Bugün daha neşeliydim sanki. İnşallah bu kısa sürmez. Odama çıkıp bugünkü plana baktım. 1 saat sonra bir görüşme vardı ardından başka bir yere gidecektik. Bugün röportajda vardı, muhtemelen yine ben olacağım. Bir kahve alıp tekrar odama döndüm. Odamın balkonundan saha net bir şekilde gözüküyordu. Yüzlerini tam seçemedim ama vücud yapısından kim olduğunu anlayabiliyordum.

"Günaydın!"
"Melina!"
"Nasılsın canım kardeşim?"
"Ne işin var burada?"
"Seni görmeye geldim."
"Yalancı."
"Ne?"
"Keremi görmeye geldin. Anlamayacağımı sandın sanırım."
"Vay Einstein!"
"Sen daha yeni sevgilinden ayrılmadın mı?"
"Konuşmaya fırsatımız olmadı."
"Ne?"
"Kutay, tehdit ettiği için onunla çıktım."
"Ne?"
"Eğer onunla çıkmasaydım seni kaçıracaktı."
"Bizimle derdi ne?"
"Kutayı hatırlamıyor musun?"
"Yoksa o lisedeki Kutay mı?"
"Ta kendisi."
"Ne istiyor?"
"Onu herkesin içinde rezil ettiğin için intikam almak istiyormuş."
"Havasını alır o şerefsiz!"
"Neyse bu arada Kutay tutuklandı."
"Sen mi şikayet ettin?"
"Ben ve bir kaç kişi daha. Bu ilk değilmiş."
"Ne oha!"
"Birini bıçaklayıp kaçmış, adam da orada ölmüş."
"Ay! Anlatma tamam."
"Neyse ben gidiyorum."
"İyi görüşürüz."

O gidince ben de kahvemi bitirip toplantı salonuna geçtim. Görüşmeler bittikten sonra başka bir yere gittik. Burada da görüşme yapacaktık. Yaklaşık 2 saat süren görüşmenin ardından tekrar kulübe geri döndük. Bu seferde röportaj vardı. Sırayla yabancı futbolcuların dediklerini çeviriyordum. Röportaj bittikten sonra odama geçip eşyalarımı topladım. Saat neredeyse 5 olmuştu. Otoparka inip arabama bindim. Bugün Barışla çok görüşememiştik. Yarın bir piknik yapacaklardı, ben de davetliydim.

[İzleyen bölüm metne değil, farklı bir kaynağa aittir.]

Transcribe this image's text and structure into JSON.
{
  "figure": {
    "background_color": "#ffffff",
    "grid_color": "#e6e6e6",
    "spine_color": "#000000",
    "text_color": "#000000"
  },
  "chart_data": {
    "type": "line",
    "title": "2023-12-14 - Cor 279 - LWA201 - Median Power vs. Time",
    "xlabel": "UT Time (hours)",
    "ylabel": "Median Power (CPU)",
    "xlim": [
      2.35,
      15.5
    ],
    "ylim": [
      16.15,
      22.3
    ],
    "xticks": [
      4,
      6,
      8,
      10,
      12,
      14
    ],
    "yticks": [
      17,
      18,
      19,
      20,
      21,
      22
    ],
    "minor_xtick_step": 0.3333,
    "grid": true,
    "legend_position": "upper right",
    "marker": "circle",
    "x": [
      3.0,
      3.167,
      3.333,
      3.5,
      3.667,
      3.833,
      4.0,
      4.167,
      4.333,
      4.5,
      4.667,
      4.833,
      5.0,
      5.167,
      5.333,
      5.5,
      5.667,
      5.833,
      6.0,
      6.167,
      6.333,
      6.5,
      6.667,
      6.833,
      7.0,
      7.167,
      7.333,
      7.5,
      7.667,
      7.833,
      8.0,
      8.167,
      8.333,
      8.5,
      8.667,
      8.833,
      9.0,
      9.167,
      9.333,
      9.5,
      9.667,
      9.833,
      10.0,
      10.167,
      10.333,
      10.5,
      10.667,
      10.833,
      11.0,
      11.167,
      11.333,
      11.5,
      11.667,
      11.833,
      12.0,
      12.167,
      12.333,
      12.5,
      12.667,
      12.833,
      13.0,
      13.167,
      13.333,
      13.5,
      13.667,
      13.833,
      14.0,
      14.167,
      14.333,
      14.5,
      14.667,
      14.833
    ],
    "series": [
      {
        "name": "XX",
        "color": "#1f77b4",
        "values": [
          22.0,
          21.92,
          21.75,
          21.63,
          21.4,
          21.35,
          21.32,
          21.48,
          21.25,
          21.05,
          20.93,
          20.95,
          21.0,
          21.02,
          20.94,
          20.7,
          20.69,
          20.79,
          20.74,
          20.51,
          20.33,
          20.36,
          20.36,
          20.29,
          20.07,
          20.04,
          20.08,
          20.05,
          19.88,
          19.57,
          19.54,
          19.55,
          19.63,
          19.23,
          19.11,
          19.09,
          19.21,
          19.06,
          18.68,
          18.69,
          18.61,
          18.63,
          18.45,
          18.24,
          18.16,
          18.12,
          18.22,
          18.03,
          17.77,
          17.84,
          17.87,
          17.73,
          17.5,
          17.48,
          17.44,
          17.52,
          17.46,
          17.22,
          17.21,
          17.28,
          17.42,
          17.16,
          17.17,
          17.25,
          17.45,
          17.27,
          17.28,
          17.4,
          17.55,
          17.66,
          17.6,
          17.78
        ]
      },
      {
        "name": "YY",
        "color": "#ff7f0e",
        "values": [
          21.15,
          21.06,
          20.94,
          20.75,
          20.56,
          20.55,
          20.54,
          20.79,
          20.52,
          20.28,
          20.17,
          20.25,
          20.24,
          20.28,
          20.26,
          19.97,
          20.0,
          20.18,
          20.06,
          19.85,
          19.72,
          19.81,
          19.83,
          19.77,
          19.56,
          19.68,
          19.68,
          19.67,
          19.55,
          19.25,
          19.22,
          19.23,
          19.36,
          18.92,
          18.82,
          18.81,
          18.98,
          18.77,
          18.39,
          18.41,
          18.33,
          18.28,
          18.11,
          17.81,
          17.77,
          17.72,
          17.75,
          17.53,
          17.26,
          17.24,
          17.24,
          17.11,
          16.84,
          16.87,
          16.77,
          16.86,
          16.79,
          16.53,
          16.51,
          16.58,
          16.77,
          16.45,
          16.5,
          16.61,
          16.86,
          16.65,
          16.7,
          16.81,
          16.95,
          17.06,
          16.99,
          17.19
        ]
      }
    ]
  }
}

Eve gidip yarın ne giysem diye düşünmeye başladım. Dolabındaki kıyafetlere tek tek bakıyordum. Bu hafta ki kıyafet alış verişimi tamamlamıştım artık. Mavi kot pantolonumu seçmiştim. Bunun üzerine de lacivert tişörtümü çıkarttım. Bence gayet iyiydi. Ayakkabı olarak mavi converselerim olabilirdi. Çantaya gerek yoktu, arabamı çanta olarak kullanıyordum zaten. Kıyafetlerimi ütüledikten sonra kapıya asmıştım. Soğuk bir duş alıp kendime akşam yemeği hazırladım. Barış hiç mesaj da atmamıştı, merak etmiştim.

"Nasılsın?"
"İyiyim sen?"
"Ben de iyiyim.Bugün hiç görüşemedik."
"Evet ya, bugün yoğundu."
"Anladım. Ne yapıyorsun şimdi?"
"Duştan çıktım birazdan Kerem'in yanına gideceğim."
"Niye?"
"Yemek yapmış beni de davet etti."
"Hmm. Anladım."
"Sen de gelsene."
"Ben şu an yiyorum zaten."
"Öyle mi? Afiyet olsun."
"Gel beraber olsun demek isterdim."
"Birgün beraber olur."
"İnşallah."
"İnşallah. Ben şimdi çıkıyorum öptüm senii."
"Tamamdır ben de seni öptüm."

Telefonu kapatıp yemeğimi yemeye devam ettim. Bulaşıkları da yıkadıktan sonra salona geçip televizyonu açtım. Açar açmaz telefonum çalmıştı.

"Alo!"
"Acil Keremlere gel!"
"Noldu?"
"Acil gelir misin?"
"Konum atarsan gelirim!"
"Tamam yolladım gel!"

Telefonu kapattıktan sonra üzerime bir hırka alıp evden çıktım. Melina'nın gönderdiği konum bana yakındı, kısa bir sürede varmıştım. Hemen binadan içeri girip asansöre bindim. İndikten sonra mesajdaki numaraya bakıp kapıya vurdum.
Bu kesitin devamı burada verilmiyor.